Ne faudrait-il pas commencer par définir ce qu'est un Canadien-Français, et voir en quoi il se distingue du Québécois francophone?

Gilles Verrier a dit...

Merci de votre question M. Dupuis. Moi je maintiens que le Canadien-Français c'est le Canadien de souche, fondateur du Canada. Devenu Canadien-Français pour se distinguer, quand les Anglais ont pris graduellement le nom de Canadians. Selon moi, il faut se mobiliser pour exiger la reconnaissance statutaire des Canadiens-Français par Québec, nation non reconnue au sein de ce qui devient un melting pot. Sinon, avec le "Québécois francophone", qui peut-être un immigrant fraîchement débarqué et obligé d'apprendre le français, mais qui reste toujours prêt à passer à l'anglais demain matin, on est morts. Le Canadien-Français c'est une identité complète, enracinée, culturelle, historique et catholique qui a besoin d'amour. Sans cette identité, la défense du français est frappée d'un handicap : une régression trudeauiste par laquelle le Canada a été défini sur la base de deux langues de communication dénationalisées.

Guy Huard a dit...

Obtenir la reconnaissance de l'ethnie canadienne-française du Québec par l'Assemblée nationale est un combat nécessaire qui rencontrera d'abord l'incrédulité tant des attentistes du Grand Soir que des "confortés et indifférents" car il seront confrontés à une réalité incontournable, notre fragilité démographique, déjà avérée dans la région de Montréal. Par contre, ce cap franchi, le gouvernement canadien, de par sa Loi même, devra prendre compte d'une nouvelle situation et accorder protection à sa minorité ethnique canadienne-française entière, même dans sa province de Québec. Les conséquences de sa politique immigrationiste seront tirées. Ce sera en quelque sorte utiliser ses propres armes en ce qui nous concerne contre son dessein de nous faire disparaître. Il a été plus habile lorsque l'indépendance était numériquement possible, voyons s'il le sera toujours une fois les règles du jeu changées. Qu'avons-nous a y perdre, sinon de délétères illusions?

Gilles Verrier a dit...

Guy Huard : commentaire très lucide. Maintenant que l'indépendance n'est plus possible, la solidarité trans-Québec, c'est-à-dire les concessions des Canadiens-Français pour gagner les autres québécois à la cause d'un État souverain a perdu son intérêt. De même, je range dans ce cadre un néo-fédéralisme qui cheche à nous solidariser avec les velléités d'indépendance de l'Ouest, là où des provinces ont des intérêts économiques, mais pas de préoccupations existentielles. Le fédéralisme serait de croire que nous avons un intérêt commun avec elles... mais ces dernières nous laisseront tomber dès que leur contentieux avec Ottawa trouvera une solution.
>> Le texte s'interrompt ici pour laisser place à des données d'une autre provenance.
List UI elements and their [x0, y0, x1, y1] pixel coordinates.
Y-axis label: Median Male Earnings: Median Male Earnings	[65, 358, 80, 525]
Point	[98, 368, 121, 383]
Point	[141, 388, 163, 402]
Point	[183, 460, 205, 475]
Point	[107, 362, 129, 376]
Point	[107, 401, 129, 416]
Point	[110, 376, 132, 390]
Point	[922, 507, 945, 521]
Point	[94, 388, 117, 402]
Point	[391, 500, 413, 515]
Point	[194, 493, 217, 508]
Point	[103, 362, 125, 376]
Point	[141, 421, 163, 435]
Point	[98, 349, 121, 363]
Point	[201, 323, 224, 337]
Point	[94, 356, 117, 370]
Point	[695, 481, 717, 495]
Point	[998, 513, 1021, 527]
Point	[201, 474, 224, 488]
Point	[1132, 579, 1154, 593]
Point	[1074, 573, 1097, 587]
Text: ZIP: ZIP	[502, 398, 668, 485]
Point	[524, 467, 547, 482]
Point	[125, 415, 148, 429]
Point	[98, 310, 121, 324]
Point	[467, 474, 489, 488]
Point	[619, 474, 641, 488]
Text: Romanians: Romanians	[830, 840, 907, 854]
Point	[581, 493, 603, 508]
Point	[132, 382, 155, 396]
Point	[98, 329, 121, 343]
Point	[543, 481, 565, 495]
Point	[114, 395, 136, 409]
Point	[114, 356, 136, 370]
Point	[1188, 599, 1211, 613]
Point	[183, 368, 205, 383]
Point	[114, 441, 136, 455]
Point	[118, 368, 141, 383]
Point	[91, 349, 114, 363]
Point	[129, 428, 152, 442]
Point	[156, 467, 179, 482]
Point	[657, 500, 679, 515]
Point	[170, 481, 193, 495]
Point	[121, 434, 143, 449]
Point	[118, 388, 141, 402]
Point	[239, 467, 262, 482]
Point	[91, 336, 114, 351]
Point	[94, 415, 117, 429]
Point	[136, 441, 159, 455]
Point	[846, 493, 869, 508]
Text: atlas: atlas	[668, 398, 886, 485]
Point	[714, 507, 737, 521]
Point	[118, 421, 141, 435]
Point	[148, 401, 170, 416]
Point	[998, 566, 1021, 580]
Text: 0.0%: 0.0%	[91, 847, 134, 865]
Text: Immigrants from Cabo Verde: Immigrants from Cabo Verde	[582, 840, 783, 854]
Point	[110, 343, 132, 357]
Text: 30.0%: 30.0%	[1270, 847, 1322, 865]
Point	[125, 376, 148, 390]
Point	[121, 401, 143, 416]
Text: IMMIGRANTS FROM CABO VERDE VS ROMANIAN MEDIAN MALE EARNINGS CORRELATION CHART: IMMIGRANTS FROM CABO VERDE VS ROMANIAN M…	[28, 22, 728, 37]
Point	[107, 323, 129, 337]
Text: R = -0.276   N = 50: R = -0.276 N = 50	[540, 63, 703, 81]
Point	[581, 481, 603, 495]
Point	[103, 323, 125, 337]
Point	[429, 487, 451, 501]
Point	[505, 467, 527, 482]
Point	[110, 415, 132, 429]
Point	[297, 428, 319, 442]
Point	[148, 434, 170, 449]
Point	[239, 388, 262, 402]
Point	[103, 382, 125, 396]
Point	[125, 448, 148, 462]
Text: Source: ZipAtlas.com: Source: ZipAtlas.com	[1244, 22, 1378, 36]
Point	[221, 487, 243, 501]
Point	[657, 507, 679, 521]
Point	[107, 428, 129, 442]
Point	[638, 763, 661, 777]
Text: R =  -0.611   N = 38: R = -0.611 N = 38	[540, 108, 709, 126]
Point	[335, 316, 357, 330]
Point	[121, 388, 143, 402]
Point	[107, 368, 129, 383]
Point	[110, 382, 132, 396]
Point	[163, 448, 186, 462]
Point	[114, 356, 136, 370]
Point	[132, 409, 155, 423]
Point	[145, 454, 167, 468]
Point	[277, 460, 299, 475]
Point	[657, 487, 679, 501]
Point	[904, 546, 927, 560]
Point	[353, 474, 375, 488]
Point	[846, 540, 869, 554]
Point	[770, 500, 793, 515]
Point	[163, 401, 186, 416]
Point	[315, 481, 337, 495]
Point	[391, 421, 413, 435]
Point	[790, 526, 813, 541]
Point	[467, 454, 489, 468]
Au mieux, elles soutiendraient peut-être une séparation du Québec dans la poursuite des privilèges et droits consacrés des anglophones, un supplément de moyens au Québec pour continuer de mousser davantage l'anglicisation. Il faut se garder de faire passer une fidélité à l'état du Québec avant les intérêts de la patrie. Au final, les provinces de l'Ouest mettront la solidarité anglo-saxonne avant un appui au Québec et, plus précisément, avant tout appui aux Canadiens-Français. Pour avoir cru à ces chimères fédéralistes, un régime qui par nature évolue entre tensions internes et apaisements, Lévesque s'est retrouvé le bec à l'eau en 1981. C'est exactement ça que mon texte met en évidence. La leçon à tirer c'est que la seule cause à défendre est celle du statut des Canadiens-Français, la cause la plus délaissée depuis la révolution tranquille.